We read the combined parshiot of Tazria and Metzora in Leviticus this week.

When a person has on the skin of his body a swelling, a rash, or a discoloration, and it develops into a scale affection on the skin of his body, it shall be reported to Aaron the priest or to one of his sons, the priests. (Leviticus 13:2)
This is the dreaded “leprosy" Torah portion. Please don’t dread it -- I’m hoping you won’t by the end of this drash. It’s worth mentioning that it’s not about leprosy at all. It’s about tzara’at, and that’s not the same thing. Tzara’at includes any of a number of skin conditions, visible and therefore easy to spot.

There are two Jewish paths of interpretation that we’ll examine here. The first is awful and the second is wonderful.

The first finds expression in tractate Arakhin (15, 16) of the Babylonian Talmud:
Rabbi Yossi Ben Zimra said: Whoever speaks gossip - tzara'at infections come upon him… Reish Lakish said [quoting Torah]: This shall be the ritual for a metzora [person afflicted with tzara’at] - this shall be the ritual for the motzi shem ra (gossiper).
The Rabbis here make a connection between the metzora (the afflicted person) and motzi shem ra (one who gossips) -- purely because they sound similar. In other words, tzara’at is a punishment for engaging in gossip, a variation of “you’re being punished for your sins.” The mysterious tzara’at -- which has no discernable cause, and comes and goes in an equally mysterious fashion -- is taken to be a physical manifestation of a spiritual malady.
This idea is expressed elsewhere. On the communal level, Deuteronomy is filled with this theology: God punishes the people if they violate the Covenant, and rewards them if they adhere to it. On the individual level, Job’s friend Eliphaz the Temanite, witnessing Job’s suffering and knowing all the disasters that befell him, says, Think now, what innocent man ever perished? Where have the upright been destroyed? As I have seen, those who plow evil and sow mischief reap them (Job 4:7-8).

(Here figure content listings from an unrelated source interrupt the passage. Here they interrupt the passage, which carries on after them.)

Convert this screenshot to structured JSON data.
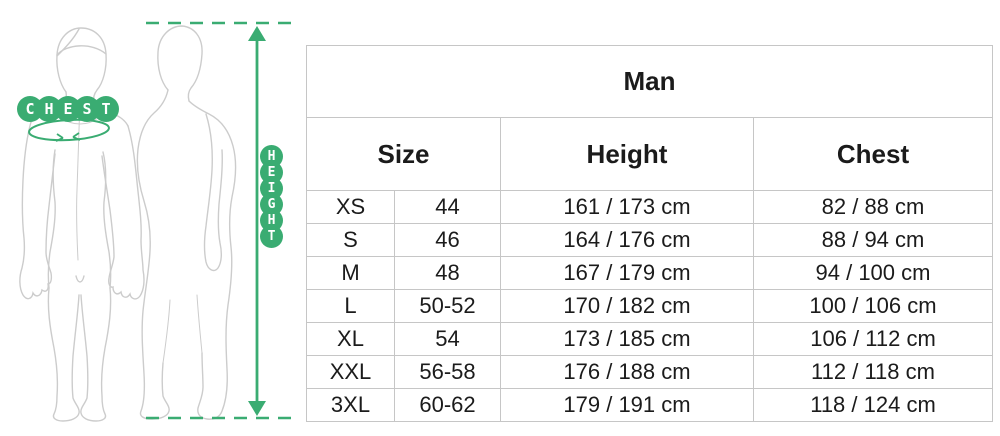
{
  "colors": {
    "accent_green": "#3aac72",
    "figure_outline": "#cccccc",
    "table_border": "#c6c6c6",
    "text": "#1b1b1b"
  },
  "illustration": {
    "chest_label": "CHEST",
    "height_label": "HEIGHT"
  },
  "size_chart": {
    "title": "Man",
    "headers": {
      "size": "Size",
      "height": "Height",
      "chest": "Chest"
    },
    "rows": [
      {
        "size": "XS",
        "eu": "44",
        "height": "161 / 173 cm",
        "chest": "82 / 88 cm"
      },
      {
        "size": "S",
        "eu": "46",
        "height": "164 / 176 cm",
        "chest": "88 / 94 cm"
      },
      {
        "size": "M",
        "eu": "48",
        "height": "167 / 179 cm",
        "chest": "94 / 100 cm"
      },
      {
        "size": "L",
        "eu": "50-52",
        "height": "170 / 182 cm",
        "chest": "100 / 106 cm"
      },
      {
        "size": "XL",
        "eu": "54",
        "height": "173 / 185 cm",
        "chest": "106 / 112 cm"
      },
      {
        "size": "XXL",
        "eu": "56-58",
        "height": "176 / 188 cm",
        "chest": "112 / 118 cm"
      },
      {
        "size": "3XL",
        "eu": "60-62",
        "height": "179 / 191 cm",
        "chest": "118 / 124 cm"
      }
    ]
  }
}
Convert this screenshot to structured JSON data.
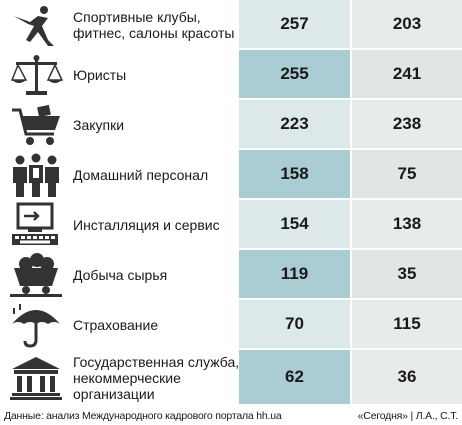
{
  "chart_data": {
    "type": "table",
    "rows": [
      {
        "label": "Спортивные клубы, фитнес, салоны красоты",
        "values": [
          257,
          203
        ],
        "icon": "fitness-figure-icon"
      },
      {
        "label": "Юристы",
        "values": [
          255,
          241
        ],
        "icon": "scales-icon"
      },
      {
        "label": "Закупки",
        "values": [
          223,
          238
        ],
        "icon": "shopping-cart-icon"
      },
      {
        "label": "Домашний персонал",
        "values": [
          158,
          75
        ],
        "icon": "household-staff-icon"
      },
      {
        "label": "Инсталляция и сервис",
        "values": [
          154,
          138
        ],
        "icon": "computer-icon"
      },
      {
        "label": "Добыча сырья",
        "values": [
          119,
          35
        ],
        "icon": "mine-cart-icon"
      },
      {
        "label": "Страхование",
        "values": [
          70,
          115
        ],
        "icon": "umbrella-icon"
      },
      {
        "label": "Государственная служба, некоммерческие организации",
        "values": [
          62,
          36
        ],
        "icon": "government-building-icon"
      }
    ],
    "value_format": "shade of cell background follows row value"
  },
  "colors": {
    "cell_light": "#dde8eb",
    "cell_gray": "#e8ebec",
    "cell_mid": "#a9cdd3",
    "icon": "#333333"
  },
  "footer": {
    "source": "Данные: анализ Международного кадрового портала hh.ua",
    "credit": "«Сегодня» | Л.А., С.Т."
  }
}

As important as it is to condemn gossip, this is an unfortunate way to do it because it also condemns every person who suffers as a sinner punished by the hand of God. It is a cruel and judgmental theology. It is human concerns about “fairness” and punishment projected onto God.

A second and far more honest and compassionate option, derives from Mishnah Sanhedrin 6:5 (46a). The context for this mishnah is important: the discussion concerns how to deal with the executed body of a criminal. Here’s someone whose moral behavior actually did bring on his suffering. Rabbi Meir, reflecting on this human suffering and degradation, tells us,
When a person is in pain, what does the Shechinah [God’s divine presence] say? “It is My own head that aches; it is My own arm that hurts." If God is grieved over the blood of the wicked that is shed, how much more so over the blood of the righteous.” (Sanhedrin 46a)
Rabbi Meir is saying that God is not responsible for human suffering. In fact, God suffers right along with us.

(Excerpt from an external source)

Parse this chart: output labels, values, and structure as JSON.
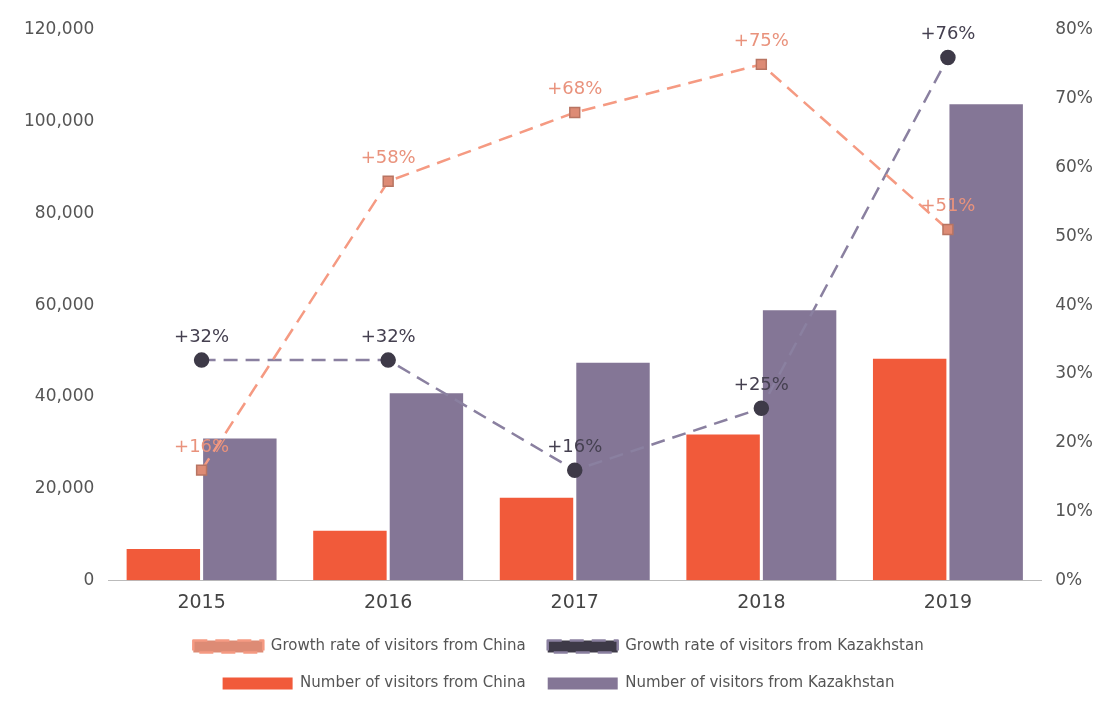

This is how I understand the discussion of the metzora. Human suffering requires a human response. What should that be? For an answer, we turn back to our parashah and two find two pearls of wisdom.

The first pearl: Torah does not recognize a sharp line between what is religious and what is medical; they are intertwined and inform one another. Modern science has come to realize this truth: mind and body are not separate entities at all.

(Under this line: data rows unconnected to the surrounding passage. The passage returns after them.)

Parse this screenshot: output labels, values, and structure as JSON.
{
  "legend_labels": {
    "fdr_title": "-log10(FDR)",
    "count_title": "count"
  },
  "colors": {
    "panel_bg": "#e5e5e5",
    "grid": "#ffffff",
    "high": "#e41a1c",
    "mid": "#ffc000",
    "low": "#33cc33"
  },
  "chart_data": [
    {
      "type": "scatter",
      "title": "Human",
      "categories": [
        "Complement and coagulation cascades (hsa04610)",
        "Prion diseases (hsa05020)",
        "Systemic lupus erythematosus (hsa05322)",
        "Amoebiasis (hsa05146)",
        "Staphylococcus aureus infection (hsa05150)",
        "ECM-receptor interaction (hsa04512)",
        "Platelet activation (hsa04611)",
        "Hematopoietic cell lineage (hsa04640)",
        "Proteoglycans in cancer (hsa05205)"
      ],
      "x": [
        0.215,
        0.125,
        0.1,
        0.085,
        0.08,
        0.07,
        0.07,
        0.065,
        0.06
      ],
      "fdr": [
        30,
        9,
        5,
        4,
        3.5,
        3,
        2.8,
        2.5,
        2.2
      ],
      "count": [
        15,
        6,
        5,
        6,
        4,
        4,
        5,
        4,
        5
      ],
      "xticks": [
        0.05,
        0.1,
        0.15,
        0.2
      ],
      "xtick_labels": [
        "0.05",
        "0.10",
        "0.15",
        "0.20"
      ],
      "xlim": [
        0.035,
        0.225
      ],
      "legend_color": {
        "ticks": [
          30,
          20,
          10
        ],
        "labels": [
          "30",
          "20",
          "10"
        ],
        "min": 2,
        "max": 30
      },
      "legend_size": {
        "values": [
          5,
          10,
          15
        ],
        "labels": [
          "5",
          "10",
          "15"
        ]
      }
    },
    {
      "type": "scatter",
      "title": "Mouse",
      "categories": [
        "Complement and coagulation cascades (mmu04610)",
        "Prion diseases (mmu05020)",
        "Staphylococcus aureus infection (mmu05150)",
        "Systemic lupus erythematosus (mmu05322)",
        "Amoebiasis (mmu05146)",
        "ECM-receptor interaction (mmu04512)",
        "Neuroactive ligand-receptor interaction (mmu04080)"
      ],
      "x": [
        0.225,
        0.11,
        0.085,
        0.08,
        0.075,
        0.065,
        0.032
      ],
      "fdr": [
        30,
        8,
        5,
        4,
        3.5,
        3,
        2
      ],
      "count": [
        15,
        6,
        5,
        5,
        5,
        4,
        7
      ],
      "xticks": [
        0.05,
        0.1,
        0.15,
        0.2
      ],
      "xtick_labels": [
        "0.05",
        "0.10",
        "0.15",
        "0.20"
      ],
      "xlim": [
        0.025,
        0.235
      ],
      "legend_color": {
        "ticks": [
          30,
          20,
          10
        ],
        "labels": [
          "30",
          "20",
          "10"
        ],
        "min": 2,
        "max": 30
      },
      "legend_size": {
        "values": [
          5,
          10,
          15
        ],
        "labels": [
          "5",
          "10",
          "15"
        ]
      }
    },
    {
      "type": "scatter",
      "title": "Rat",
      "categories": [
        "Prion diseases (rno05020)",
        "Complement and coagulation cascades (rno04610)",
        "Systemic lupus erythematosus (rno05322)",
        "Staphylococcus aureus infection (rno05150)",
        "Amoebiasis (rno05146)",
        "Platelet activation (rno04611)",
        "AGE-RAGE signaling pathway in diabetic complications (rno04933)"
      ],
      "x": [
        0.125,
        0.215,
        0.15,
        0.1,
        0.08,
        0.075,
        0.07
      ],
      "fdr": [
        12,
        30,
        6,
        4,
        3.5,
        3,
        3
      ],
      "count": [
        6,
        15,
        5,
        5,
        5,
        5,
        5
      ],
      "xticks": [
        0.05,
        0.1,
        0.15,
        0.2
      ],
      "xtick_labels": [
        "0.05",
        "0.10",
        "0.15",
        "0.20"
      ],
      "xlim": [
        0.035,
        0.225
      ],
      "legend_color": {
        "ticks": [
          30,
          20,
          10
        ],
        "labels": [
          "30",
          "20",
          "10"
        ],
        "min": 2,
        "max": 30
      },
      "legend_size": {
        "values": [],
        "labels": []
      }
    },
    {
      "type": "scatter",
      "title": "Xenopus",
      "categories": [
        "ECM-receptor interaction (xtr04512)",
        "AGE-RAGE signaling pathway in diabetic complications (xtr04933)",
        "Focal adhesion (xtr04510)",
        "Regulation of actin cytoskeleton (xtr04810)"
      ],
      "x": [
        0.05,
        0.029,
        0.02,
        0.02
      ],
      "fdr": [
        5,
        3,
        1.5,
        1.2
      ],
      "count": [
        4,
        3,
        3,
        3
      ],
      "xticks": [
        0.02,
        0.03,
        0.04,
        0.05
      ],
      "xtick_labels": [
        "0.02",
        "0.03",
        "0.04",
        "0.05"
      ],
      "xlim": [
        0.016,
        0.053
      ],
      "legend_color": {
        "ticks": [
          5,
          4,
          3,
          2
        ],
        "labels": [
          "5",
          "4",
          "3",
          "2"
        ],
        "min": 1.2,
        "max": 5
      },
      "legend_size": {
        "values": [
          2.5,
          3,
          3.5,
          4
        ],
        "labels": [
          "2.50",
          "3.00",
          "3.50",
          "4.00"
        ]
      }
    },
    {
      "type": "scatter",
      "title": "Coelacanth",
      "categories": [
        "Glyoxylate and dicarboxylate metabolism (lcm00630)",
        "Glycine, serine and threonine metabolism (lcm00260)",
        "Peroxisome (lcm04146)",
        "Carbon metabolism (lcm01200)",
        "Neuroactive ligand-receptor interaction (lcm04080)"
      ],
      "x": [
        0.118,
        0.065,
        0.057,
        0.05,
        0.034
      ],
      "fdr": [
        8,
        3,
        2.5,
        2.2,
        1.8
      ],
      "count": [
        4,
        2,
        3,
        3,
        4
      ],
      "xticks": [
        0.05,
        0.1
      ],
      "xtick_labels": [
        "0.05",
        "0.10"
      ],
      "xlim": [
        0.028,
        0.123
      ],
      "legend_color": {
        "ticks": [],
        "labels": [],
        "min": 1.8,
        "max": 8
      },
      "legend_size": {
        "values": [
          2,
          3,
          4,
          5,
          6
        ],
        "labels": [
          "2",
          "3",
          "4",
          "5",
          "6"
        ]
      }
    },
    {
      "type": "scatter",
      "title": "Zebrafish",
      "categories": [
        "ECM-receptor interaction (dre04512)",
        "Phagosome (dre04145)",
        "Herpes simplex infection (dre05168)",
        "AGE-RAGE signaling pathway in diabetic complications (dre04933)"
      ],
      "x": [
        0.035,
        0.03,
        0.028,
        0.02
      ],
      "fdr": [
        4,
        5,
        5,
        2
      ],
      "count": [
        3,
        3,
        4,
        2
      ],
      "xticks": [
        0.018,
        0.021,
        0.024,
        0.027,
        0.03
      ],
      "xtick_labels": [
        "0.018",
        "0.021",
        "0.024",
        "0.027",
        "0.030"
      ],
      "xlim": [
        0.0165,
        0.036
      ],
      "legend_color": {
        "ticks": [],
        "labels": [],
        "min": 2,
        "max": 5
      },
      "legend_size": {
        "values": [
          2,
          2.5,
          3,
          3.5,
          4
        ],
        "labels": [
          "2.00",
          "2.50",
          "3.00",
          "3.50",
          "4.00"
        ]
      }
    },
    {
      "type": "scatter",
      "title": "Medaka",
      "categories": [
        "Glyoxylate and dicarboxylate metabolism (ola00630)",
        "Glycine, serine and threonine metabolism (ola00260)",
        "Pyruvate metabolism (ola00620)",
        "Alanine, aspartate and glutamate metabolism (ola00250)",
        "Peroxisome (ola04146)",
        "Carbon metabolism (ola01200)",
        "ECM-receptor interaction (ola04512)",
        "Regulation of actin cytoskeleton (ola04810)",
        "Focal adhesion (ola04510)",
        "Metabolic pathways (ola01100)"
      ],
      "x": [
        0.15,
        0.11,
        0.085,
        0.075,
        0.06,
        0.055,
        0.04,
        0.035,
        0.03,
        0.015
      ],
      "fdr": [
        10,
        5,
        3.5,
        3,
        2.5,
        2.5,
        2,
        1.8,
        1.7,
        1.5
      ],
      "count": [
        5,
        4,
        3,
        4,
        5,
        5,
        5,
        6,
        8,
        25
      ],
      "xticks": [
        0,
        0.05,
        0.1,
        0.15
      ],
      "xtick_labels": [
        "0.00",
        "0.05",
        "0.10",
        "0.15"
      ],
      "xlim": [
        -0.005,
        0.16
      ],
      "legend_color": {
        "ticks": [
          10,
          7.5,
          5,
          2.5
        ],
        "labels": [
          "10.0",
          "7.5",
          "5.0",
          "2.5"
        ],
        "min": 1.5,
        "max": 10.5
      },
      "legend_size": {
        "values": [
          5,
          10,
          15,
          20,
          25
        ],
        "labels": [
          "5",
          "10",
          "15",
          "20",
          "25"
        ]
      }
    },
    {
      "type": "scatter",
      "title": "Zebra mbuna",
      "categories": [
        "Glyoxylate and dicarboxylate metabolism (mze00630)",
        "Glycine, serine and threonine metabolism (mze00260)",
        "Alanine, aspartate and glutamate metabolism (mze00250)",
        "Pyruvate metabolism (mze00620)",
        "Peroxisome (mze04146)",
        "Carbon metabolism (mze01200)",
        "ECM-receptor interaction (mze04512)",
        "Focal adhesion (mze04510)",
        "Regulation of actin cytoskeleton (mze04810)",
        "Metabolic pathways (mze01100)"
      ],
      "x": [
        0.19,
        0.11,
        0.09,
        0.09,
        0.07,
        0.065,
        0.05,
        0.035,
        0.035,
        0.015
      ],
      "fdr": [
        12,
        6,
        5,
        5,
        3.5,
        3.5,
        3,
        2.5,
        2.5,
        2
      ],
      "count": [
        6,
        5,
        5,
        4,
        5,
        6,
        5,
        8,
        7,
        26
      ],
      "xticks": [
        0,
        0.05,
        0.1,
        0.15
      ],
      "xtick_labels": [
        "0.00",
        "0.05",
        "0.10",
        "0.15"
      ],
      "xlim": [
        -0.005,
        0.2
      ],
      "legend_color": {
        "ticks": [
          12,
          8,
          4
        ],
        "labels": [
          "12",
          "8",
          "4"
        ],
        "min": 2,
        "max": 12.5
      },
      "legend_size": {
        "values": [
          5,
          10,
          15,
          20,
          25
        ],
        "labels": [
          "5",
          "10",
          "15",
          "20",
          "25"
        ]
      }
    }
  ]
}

The second pearl: Torah describes in detail how a priest comes to investigate a report of tzara’at. If the person is found to have tzar’at, he or she is isolated from the community for seven days (no doubt out of fear it is contagious). After seven days, a priest makes another examination. Throughout the person’s ordeal, a priest comes to him regularly. The priest, who is the most esteemed and authoritative person in the community, ministers personally to the sufferer. The priest’s presence may well have been healing. Presence is a powerful healer. With Rabbi Meir’s radical insight into God’s experience of human suffering, consider this: Rabbi Hayyim of Volozhin (Nefesh Ha-Hayyim 2:11) said that healing happens when we realized that God suffers with us. It is not only the priest who visits the afflicted; God is there too.

God does not cause suffering. God is not in the suffering. God is in the healing. God is in the power invested in each of us to mitigate the suffering of another.